I believe the three options I listed are exhaustive, so I'm curious if you think there is a fourth that I missed or if you think one of the other two that I thought was impossible is actually possible. Or perhaps you think they are all impossible?
Indeed, but as the article suggests, there are people who have managed to train this particular dog.
The Germans famously also wanted to kill (all?) Jews and now they perhaps kowtow excessively. Japan was raping Nanking and now they produce anime. It is possible for a foreign power to change culture, drastically.
I can't think of a fourth option that wouldn't just kick the can down the road. The first two are technically possible, but not many people would opt for it, as it's basically a worst case scenario.
Those both involved a huge amount of death and destruction and both of those nations ended up surrendering. If that's the solution we're going with, how much of a limited amount of your first option would you tolerate? Shooting people acquiring food is absolutely on the table for that one. I guess the end state there is an impromptu group of civilians form and say that they're tired of getting bombed and that they will become the government and carry on the policing of their radicals, including any Hamas remnants, so that terrorist attacks stop happening.
My back of the envelope calculation suggests Gaza is somewhere between the relative death tolls of Japan and Germany. I doubt Hamas is going to surrender if you kick them harder in the balls.
This is simply impossible given the Palestinian psychological makeup. I don't even think the Israelis are banking on this. Happy to place bets on this not happening.
So, yeah, that's a serious difference from your examples of Japan and Germany. Japan and Germany did actually dislike getting kicked in the balls enough to stop, and the Japanese did believe it enough to stop their radicals (Japanese holdouts, random people armed with swords who wanted the country to go a different direction) from inflicting damage on society.
If the Palestinians can't do that, then the permanent solution is just going to be options one or two, if anyone ever hates the state of affairs enough to commit them. The Germans and Japanese had to come to the table to be "tamed".
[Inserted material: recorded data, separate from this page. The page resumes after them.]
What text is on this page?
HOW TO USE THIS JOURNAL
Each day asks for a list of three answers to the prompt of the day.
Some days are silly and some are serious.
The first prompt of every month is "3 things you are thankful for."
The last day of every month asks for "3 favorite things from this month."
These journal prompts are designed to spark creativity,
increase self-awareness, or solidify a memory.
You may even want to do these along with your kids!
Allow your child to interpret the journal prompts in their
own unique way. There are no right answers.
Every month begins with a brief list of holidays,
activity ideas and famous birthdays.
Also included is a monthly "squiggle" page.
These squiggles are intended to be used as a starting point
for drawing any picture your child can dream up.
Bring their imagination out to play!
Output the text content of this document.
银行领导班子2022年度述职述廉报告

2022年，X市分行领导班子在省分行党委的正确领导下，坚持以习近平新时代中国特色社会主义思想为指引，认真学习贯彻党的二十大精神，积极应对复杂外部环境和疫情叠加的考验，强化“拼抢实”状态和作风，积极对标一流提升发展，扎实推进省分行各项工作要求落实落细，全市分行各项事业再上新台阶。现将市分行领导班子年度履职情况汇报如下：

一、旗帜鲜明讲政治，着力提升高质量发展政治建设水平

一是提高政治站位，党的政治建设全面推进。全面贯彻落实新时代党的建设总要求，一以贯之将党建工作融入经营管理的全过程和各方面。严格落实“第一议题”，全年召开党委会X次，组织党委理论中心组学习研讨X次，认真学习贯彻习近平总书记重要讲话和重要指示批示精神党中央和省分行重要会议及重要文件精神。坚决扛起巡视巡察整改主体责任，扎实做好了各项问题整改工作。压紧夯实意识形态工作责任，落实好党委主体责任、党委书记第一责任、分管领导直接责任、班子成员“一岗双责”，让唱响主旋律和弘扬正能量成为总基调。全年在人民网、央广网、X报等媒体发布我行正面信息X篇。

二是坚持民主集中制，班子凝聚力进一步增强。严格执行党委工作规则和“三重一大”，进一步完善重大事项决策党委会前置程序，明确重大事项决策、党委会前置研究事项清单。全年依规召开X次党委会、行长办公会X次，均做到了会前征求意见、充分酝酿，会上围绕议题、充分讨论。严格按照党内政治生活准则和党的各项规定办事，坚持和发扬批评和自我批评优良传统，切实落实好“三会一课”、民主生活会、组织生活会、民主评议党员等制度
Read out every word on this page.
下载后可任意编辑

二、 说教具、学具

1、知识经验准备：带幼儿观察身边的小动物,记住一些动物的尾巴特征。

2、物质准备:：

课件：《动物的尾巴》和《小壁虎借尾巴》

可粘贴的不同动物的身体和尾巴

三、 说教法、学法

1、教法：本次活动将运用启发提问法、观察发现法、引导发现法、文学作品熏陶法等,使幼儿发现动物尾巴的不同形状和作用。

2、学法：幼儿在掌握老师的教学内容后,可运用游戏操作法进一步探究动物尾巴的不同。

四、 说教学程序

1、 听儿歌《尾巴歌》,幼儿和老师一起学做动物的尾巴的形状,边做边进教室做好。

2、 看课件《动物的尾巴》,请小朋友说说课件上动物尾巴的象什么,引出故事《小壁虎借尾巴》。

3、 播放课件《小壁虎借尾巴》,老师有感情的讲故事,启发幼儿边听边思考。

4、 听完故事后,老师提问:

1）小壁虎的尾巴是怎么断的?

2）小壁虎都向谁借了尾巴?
Japan and Germany were centralized states. The centralization that made it coherent to talk about Japan or Germany surrendering was what allowed Japan to quash the holdouts, and that lack of coherence is what makes it difficult to imagine a Hamas instrument of surrender.
Has there ever been an insurgency quelled by immiserating the population? Successful counterinsurgency campaigns I can think of usually revolve around convincing the citizens that they are better off the supporting the state than the insurgents. A little hard to do that when the citizens blame the state for starving them.